Predators, habitat destruction, global warming, and past persecution of lampreys — including by managers using the fish-poison rotenone — have reduced Pacific lampreys to the point that the only place the tribes can now legally catch them is Willamette Falls on the Willamette River.
But the tribes are fighting back. The Nez Perce in Idaho, the Yakama in Washington, and Umatilla in Oregon are transferring pre-spawn adults, collected in traps at the three lower Columbia River dams, to depleted habitat upstream. And the Yakama and Umatilla raise Pacific lampreys in hatcheries for stocking.
“I’m sorry if native lampreys creep people out,” says one fisheries biologist. “But everyone’s got to make a living.”
Pacific lampreys also differ from sea lampreys in that adults can spend a year or two in the river before spawning. This makes transplantation easier. The Yakama transfer the most but keep a few to maintain hatchery stock.

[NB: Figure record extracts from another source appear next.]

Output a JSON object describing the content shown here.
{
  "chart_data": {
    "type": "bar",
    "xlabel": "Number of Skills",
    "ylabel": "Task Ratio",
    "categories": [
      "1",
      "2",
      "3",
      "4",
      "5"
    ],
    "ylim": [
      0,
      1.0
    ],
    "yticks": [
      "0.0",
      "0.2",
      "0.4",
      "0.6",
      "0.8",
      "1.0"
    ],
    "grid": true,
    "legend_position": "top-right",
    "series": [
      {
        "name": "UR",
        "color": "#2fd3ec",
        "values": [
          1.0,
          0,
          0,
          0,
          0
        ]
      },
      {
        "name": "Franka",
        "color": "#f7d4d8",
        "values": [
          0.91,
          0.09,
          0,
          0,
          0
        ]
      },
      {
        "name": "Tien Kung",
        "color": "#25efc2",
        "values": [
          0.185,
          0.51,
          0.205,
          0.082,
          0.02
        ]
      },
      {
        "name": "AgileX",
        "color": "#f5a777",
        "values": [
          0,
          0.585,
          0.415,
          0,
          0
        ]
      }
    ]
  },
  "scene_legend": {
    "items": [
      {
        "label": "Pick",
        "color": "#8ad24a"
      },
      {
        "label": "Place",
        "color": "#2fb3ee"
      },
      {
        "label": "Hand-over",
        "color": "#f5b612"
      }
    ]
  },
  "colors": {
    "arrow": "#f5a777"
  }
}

It’s working. “Larvae take three to nine years to transform, so we’re just starting to get adults from the ocean from the juveniles we’ve stocked,” says Ralph Lampman, biologist for the Yakama Lamprey Project. “We got 20 adults back in 2020 but more than 500 in 2022.” This year he’s expecting lots more. The 2023 run will peak in July.
On both coasts, the greatest education challenge is in Vermont, because the state is killing lampreys with one hand and restoring them with the other. In Lake Champlain Vermont is engaged in intense lamprey poisoning with TFM. This is necessary because even if lampreys are native to Champlain, without control they would annihilate the hatchery-bred strains of salmon and lake trout that didn’t co-evolve with them and that have replaced the native strains extirpated long ago by dams, pollution, and overfishing.
But in the Connecticut River system, Vermont is engaged in equally intense lamprey recovery, determining traditional spawning habitat and opening known habitat by removing dams and impassable culverts.
Vermont fisheries biologist Lael Will keeps getting reports of people “freaking” when they see lampreys in Connecticut River tributaries, then grabbing them and throwing them onto the bank. She gives presentations explaining that, in freshwater, native lampreys help aquatic and terrestrial wildlife and that they can’t attach to humans or fish. And she publishes press releases urging the public to leave native lampreys alone. Her message, she reports, is “starting to catch on.”
“I’m sorry if native lampreys creep people out,” declares Will, “but everyone’s got to make a living. These guys are just making a living in a different way.”